On Saturday night, I went out in Glasgow with some lovely German people and some lovely French people. (I wore my Cat Shoes and they nearly broke my heart, never mind my ankles. I have blisters the size of planets on the soles of my feet. Beautiful shoes though.) We first hit Walkabout where a pint of Strongbow was £1.80 with the student discount. While the seven of us sat awkward and sober for a while, my housemate, Julia, and I observed the cute boys that were hanging about looking sexy and Scottish (or is that a paradox?). She wanted me to talk to go over and talk to some of them but I point-blank refused. I wouldn't even dream of talking to an attractive boy while I was in any way sober. (The only exception to this unwritten rule is if I'm in class and I have to ask a good-looking boy about course-work or something. Sometimes when I was selling strawberries by the side of the road, an attractive male would stop on his feet or in his car and I'd have to talk to him and it would be painful because I wouldn't be wearing any make-up and my natural facial expression is a frown, if not a grimace.)

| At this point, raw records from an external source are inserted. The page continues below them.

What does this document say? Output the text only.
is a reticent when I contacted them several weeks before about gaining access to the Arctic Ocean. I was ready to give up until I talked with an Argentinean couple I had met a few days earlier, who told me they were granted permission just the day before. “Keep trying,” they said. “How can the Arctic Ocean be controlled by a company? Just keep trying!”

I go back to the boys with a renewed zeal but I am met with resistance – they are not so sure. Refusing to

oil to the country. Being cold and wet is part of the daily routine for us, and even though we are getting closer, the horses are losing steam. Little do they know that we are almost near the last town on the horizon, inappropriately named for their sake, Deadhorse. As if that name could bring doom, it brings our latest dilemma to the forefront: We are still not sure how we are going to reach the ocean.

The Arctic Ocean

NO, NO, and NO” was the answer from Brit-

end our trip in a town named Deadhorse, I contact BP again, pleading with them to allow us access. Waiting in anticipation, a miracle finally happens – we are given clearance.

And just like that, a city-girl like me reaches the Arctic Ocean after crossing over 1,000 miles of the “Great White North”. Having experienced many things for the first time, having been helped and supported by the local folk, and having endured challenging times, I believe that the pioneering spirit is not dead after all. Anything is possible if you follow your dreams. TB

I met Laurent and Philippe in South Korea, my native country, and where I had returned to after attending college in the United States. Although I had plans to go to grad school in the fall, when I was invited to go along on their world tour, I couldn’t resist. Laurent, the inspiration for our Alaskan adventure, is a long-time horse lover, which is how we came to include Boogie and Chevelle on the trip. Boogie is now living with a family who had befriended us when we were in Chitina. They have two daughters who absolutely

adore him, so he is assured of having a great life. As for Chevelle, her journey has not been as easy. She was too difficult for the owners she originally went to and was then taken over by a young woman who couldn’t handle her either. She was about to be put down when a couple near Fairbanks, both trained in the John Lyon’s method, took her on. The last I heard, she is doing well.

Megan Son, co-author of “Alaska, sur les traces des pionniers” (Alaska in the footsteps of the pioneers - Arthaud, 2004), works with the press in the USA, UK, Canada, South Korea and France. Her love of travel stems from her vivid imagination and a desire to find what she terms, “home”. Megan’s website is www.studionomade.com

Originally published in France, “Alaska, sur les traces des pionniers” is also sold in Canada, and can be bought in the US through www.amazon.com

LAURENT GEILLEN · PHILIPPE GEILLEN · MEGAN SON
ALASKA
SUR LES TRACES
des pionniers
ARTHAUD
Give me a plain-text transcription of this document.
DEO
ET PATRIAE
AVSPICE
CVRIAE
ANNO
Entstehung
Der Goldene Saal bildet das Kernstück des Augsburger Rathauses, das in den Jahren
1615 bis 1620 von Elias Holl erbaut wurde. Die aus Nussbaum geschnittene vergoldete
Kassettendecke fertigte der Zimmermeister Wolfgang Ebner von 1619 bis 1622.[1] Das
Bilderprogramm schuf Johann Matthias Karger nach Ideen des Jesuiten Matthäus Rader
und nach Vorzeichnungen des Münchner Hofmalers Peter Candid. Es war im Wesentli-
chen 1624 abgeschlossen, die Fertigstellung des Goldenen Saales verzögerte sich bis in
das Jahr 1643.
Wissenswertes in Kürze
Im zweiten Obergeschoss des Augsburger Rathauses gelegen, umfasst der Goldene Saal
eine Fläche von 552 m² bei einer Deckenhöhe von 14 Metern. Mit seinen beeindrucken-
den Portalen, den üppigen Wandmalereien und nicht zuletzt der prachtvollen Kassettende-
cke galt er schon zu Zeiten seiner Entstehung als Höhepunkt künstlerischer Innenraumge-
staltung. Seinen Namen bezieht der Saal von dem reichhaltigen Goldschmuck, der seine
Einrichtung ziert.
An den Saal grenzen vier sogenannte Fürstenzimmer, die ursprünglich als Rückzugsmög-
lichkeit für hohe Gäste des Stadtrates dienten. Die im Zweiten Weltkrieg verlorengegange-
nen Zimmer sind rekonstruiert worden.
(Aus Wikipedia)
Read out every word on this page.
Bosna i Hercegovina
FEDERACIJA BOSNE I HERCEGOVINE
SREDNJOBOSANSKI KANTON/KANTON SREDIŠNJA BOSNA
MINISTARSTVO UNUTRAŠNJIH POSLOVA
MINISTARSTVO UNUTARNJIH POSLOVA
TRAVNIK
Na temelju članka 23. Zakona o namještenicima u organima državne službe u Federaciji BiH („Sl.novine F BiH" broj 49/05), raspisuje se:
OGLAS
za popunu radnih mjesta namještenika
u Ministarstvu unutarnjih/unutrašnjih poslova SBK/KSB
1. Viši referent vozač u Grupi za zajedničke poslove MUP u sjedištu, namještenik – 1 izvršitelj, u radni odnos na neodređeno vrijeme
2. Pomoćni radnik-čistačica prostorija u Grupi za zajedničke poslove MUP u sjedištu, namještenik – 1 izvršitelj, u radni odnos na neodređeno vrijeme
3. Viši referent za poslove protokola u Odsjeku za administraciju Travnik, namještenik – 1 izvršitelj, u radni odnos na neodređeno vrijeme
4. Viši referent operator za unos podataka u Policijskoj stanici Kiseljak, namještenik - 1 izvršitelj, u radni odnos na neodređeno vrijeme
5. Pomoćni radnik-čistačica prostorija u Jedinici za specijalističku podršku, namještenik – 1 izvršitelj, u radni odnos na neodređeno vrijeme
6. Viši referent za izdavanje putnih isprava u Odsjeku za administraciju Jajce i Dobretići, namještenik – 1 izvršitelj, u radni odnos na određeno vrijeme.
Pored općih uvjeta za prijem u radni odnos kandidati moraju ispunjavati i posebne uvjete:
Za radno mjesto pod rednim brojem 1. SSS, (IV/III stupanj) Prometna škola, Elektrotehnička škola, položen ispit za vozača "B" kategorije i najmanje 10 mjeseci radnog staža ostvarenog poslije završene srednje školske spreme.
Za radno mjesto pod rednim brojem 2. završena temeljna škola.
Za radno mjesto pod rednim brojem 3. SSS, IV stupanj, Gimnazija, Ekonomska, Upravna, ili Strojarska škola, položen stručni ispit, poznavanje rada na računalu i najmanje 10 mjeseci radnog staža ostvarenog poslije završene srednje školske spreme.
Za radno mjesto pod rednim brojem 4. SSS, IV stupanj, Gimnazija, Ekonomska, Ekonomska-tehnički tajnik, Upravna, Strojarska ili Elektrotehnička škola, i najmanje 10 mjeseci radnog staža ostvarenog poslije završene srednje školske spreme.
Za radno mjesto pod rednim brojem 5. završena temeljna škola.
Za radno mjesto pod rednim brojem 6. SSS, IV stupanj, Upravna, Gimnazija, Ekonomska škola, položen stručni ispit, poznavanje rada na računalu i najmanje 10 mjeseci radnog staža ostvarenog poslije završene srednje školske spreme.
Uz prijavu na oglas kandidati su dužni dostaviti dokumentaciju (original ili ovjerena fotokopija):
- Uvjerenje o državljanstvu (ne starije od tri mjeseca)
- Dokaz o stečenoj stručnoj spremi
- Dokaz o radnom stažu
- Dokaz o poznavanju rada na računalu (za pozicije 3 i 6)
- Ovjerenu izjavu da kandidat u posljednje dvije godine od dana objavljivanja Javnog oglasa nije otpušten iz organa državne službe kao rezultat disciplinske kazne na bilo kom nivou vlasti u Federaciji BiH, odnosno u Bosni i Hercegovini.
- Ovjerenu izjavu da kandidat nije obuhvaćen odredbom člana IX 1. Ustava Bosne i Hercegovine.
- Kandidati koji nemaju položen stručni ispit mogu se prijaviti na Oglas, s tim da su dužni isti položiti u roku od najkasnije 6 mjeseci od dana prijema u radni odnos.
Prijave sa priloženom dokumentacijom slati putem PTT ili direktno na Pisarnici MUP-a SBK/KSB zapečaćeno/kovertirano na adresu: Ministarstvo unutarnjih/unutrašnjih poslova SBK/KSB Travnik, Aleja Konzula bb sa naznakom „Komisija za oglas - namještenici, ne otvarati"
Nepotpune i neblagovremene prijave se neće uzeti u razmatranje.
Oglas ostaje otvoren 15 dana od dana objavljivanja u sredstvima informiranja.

In Walkabout though, I started thinking about why I didn't want to go over and initiate a conversation with those boys. I reasoned it was because I was fat and self-conscious of this (which is true, except when I'm eating chicken or crisps or cheese – then I don't care), but then I thought, If I was skinny, I still wouldn't want to talk to those boys. So what is it? It's that age-old, dreadfully boring excuse: fear of rejection. Why risk it? Why risk what little self-esteem I have when I can easily, if not happily, sit here and drink cider and pretend that I have no sexual organs? Acting as though I'm cold and dead inside isn't nearly as fun as kissing a cute boy but it's a hell of a lot better than inebriated tears because no one fancies me. Inebriated tears? I've been there. It's not classy. (Actually, I'm not one for class – anyone who knows me is well aware of this – but I desperately want people to like me, and crying on nights out because you think you're ugly is a sure fire way to alienate yourself: nobody likes a crybaby.)
I avoid eye contact with attractive boys (unless I'm being very brave). In fact, I avoid eye contact with everyone, depending on what we're talking about. If you're telling me about yourself or you're telling me a story, I'll look at you. If I'm revealing something about myself, I just can't. If I'm telling a joke, I won't look at you. It's because I'm scared of other people's reactions but I want to act as though I don't care. I won't look at you when I tell a joke because if you don't laugh, it's okay because I didn't care anyway. I wasn't looking at you so that must mean that I wasn't bothered either way – it was a blasé, off-hand sort of thing. I wonder if I'm convincing anyone? Well, not anymore, obviously.
In any case, a real life boy kissed me in Glasgow at three in the morning and I didn't even have to make much eye-contact. He was a good kisser. The moral of the story? I'm still a mess of a girl.